During these recessionary times consumers are using the Internet extensively to search for deals (for example, Google, Yahoo and Microsoft report that searches around online coupons are skyrocketing; a recent survey by JP Morgan reported that price is today the most important factor when consumers choose an online retailer), for comparison shopping as they attempt to identify the best possible prices on the items they still buy, and for its overall convenience factor.  In addition, shopping sessions and amount sold per session are growing on a YoY basis.  Demographic data suggests that while younger buyers still dominate, the use of ecommerce by older consumer groups is rising.  Finally, while ecommerce’s penetration in product categories such as computer electronics, and media (books, music, and video) is over 25%, penetration in categories such as cosmetics, apparel, home furnishings is still less than 10%, implying that there is lots of room for growth.

Noting these trends, retailers are investing more heavily around their ecommerce infrastructure and merchandize choices (creating a virtuous cycle for the further growth of their ecommerce sites), while curtailing investments in other parts of their operations (including physical stores).  These investments in conjunction with continued broadband penetration, improving shipping infrastructure and e-payment methods are expected to continue benefiting e-retailers for years to come and further strengthen the consumer behaviors noted above.

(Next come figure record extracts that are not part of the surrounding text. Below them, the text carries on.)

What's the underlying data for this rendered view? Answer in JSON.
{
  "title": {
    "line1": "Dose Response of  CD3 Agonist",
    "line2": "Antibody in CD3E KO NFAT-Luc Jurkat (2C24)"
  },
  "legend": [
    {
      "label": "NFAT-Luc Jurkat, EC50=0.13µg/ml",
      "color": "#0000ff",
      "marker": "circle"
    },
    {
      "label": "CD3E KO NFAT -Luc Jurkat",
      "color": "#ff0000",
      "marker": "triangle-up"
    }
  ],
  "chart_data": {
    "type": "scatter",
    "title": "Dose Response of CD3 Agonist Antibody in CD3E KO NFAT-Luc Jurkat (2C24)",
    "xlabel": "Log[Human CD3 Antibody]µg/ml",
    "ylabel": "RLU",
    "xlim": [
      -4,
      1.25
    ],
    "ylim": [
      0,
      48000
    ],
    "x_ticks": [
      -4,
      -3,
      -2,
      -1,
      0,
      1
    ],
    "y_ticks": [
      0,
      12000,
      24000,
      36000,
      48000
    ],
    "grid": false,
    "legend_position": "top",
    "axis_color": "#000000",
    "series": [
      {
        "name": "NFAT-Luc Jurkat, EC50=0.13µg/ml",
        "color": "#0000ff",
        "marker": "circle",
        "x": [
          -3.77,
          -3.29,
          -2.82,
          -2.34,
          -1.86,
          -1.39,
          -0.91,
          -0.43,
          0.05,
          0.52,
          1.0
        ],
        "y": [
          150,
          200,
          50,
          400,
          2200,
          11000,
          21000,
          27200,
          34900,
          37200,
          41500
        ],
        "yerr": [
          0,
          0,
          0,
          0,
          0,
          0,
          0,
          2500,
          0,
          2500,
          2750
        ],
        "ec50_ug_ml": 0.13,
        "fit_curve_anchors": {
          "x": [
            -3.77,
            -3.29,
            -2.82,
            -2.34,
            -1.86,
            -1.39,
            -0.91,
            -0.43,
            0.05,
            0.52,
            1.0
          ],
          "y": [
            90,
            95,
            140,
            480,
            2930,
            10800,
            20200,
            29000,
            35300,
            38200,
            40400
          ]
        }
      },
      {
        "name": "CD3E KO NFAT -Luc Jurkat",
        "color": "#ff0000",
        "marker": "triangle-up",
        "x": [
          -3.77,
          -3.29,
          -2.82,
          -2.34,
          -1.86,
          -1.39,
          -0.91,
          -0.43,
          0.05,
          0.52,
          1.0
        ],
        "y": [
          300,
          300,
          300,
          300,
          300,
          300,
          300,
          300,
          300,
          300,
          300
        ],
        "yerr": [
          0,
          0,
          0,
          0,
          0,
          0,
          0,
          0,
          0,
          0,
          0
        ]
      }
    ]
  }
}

Merchants are also benefiting from the drop of customer acquisition costs (online advertising and lead acquisition). This is due to the drop in CPM and CPC rates (in some categories more than others), as reported by Efficient Frontier, to the availability of more online advertising inventory, and to the decreased competition in keyword auctions.  I expect that these trends will continue during 2009 and possibly 2010.

A final reason for optimism on the short- and longer-term growth of ecommerce companies comes from the increasing use of analytics by e-retailers.  Until recently ecommerce analytics were being used consistently and effectively only by the leading e-retailers.  In most cases, these e-retailers had to develop proprietary analytic applications.  More recently, packaged software applications incorporating analytics to understand consumer behavior within a site and across sites, analytics that drive the optimization of a site’s content in order to improve consumer response rates and merchandise turnover, keyword optimization to improve online advertisement response rates to search queries, price optimization to maximize profit margins based on customer purchasing behavior, etc. are starting to be adopted by the broader group of e-retailers and are leading to significant improvements in the performance of these companies.